Jede Stimme 2011

Movement Profile

Jede Stimme 2011 is a project initiated by Citizens For Europe e. V. and Jede Stimme e. V. and organised in cooperation with many public and private partners and civil society actors. The project will hold weeklong symbolic regional elections in Berlin shortly before the actual election on 18 September 2011 in order to highlight political discrimination against non-German Berlin residents. Additionally, dozens of cultural and educational workshops and panel discussions will be held across Berlin to discuss political participation more generally. Today nearly 460,000 of Berlin’s long-term residents, or about 13 percent, do not hold a German passport and thus are excluded from voting in the city’s regional elections.

The project is simple, but requires careful coordination. With local partners throughout the city, we are going to place voting booths all around Berlin and ask non-nationals to cast their vote. To accomplish this, the initiators are working closely with migrant and cultural associations, nonprofit groups and interested volunteers both to select strategic voting locations in places with high migrant populations, as well as to advertise our symbolic elections and encourage them to vote. As almost none of our target group are native German speakers, we will try to reach them in their native tongue—with informational materials translated into over a dozen languages—and by using local immigrant leaders to explain the importance of voting rights. Part of our advertising campaign is to select 11 ‘typical Berliners’ from different cultural backgrounds to share, in their own language, why they should be allowed to vote.

The main purpose of the symbolic election is to reveal the size and engagement of Berlin’s immigrant community, in order to raise awareness among all Berliners of the discrimination they face due to their exclusion from the electoral process. We hope to trigger a debate on migrants’ voting rights at the local and regional level. We want Berlin’s political elite to refine their positions with regard to immigrants and ‘real’ Berliners. We will base the project’s success not only on voters’ participation and the number of partner associations, but primarily by our ability to initiate a discussion among the general public and in the media and political spheres. The ultimate aim is get the elected governing parties to include voting rights reform in post-election coalition negotiations.

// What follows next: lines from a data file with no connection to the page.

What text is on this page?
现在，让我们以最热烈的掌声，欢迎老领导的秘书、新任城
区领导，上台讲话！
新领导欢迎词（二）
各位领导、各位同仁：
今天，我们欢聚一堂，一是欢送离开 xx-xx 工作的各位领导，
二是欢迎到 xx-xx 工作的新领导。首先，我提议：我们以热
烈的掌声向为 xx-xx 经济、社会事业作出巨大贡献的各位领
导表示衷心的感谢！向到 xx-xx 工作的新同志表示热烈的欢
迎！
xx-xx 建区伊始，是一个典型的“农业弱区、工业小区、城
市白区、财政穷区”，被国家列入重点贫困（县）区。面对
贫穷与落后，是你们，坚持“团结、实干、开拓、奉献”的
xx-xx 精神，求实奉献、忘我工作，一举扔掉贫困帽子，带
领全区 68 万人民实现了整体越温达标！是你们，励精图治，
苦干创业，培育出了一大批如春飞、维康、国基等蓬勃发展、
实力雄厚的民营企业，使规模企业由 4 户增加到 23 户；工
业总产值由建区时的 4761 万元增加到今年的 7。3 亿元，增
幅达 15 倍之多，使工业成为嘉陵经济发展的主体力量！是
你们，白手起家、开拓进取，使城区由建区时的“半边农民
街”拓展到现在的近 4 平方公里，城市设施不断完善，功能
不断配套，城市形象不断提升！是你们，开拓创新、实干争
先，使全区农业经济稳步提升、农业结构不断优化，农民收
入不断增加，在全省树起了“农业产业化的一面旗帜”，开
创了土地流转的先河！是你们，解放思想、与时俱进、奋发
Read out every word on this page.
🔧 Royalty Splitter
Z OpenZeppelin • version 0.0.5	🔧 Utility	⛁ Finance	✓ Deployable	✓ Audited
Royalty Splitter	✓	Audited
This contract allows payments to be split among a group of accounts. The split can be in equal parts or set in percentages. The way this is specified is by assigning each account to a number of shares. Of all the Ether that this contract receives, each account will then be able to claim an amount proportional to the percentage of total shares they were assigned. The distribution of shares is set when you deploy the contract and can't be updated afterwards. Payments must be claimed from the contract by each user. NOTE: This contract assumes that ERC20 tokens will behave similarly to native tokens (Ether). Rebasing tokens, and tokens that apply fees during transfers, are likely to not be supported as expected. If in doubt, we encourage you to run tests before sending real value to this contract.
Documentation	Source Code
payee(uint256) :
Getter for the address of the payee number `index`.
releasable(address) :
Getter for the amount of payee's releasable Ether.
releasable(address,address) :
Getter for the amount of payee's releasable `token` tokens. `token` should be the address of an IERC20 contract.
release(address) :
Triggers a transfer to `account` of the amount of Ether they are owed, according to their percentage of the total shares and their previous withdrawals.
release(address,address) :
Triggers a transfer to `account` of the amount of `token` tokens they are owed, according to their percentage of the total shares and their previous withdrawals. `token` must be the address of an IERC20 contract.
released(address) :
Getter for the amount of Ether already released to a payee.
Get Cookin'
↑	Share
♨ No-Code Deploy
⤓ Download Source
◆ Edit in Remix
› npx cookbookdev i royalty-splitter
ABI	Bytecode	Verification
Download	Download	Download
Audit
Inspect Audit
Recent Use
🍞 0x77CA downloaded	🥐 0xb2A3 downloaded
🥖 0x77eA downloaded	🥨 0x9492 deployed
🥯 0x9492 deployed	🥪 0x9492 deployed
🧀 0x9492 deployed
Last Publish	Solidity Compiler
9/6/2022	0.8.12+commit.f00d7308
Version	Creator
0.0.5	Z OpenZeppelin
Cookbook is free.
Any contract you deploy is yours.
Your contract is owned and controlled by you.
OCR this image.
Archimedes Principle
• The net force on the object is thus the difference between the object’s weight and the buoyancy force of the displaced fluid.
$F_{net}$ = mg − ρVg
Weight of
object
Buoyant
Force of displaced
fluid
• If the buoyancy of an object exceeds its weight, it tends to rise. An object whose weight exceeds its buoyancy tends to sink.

Citizens For Europe e. V., which also publishes this journal, was founded in 2010 in Berlin by politically engaged Europeans in order to create a new and inclusive transnational European Union citizenship. Jede Stimme e. V., also founded in Berlin in 2010, is run by a group of politicians and civil actors and is headed by Robert Schaddach, a member of Berlin’s parliament.

Our vision of an inclusive EU without discrimination and exclusion
There are over 20 million third-country nationals living in the European Union today, as well as 12.5 million EU citizens living outside their country of origin. The current patchwork of local, regional, national and EU legislation means that many of these long-term residents do not enjoy voting rights where they live. An inclusive EU to us is one in which all legal residents, after a certain period of time, are granted full political participation rights.

The EU has expanded dramatically from its origins as an economic union. Today, EU bureaucrats are trying to create an EU-wide identity that incorporates the diversity of its millions of immigrants. Integration is a major topic throughout the Union. However, it is impossible to ask immigrants to integrate into European culture if they are not entrusted with the most primary right of a democracy: the right to vote. To rectify this, we hope to spark an EU-wide discussion on voting rights, starting in our home in Berlin.

The symbolic elections in September are only the first step. We hope to use their success to help organisations throughout Europe organise similar elections and inspire the grassroots to fight for political participation rights. Only with these can our vision of an inclusive EU be realised.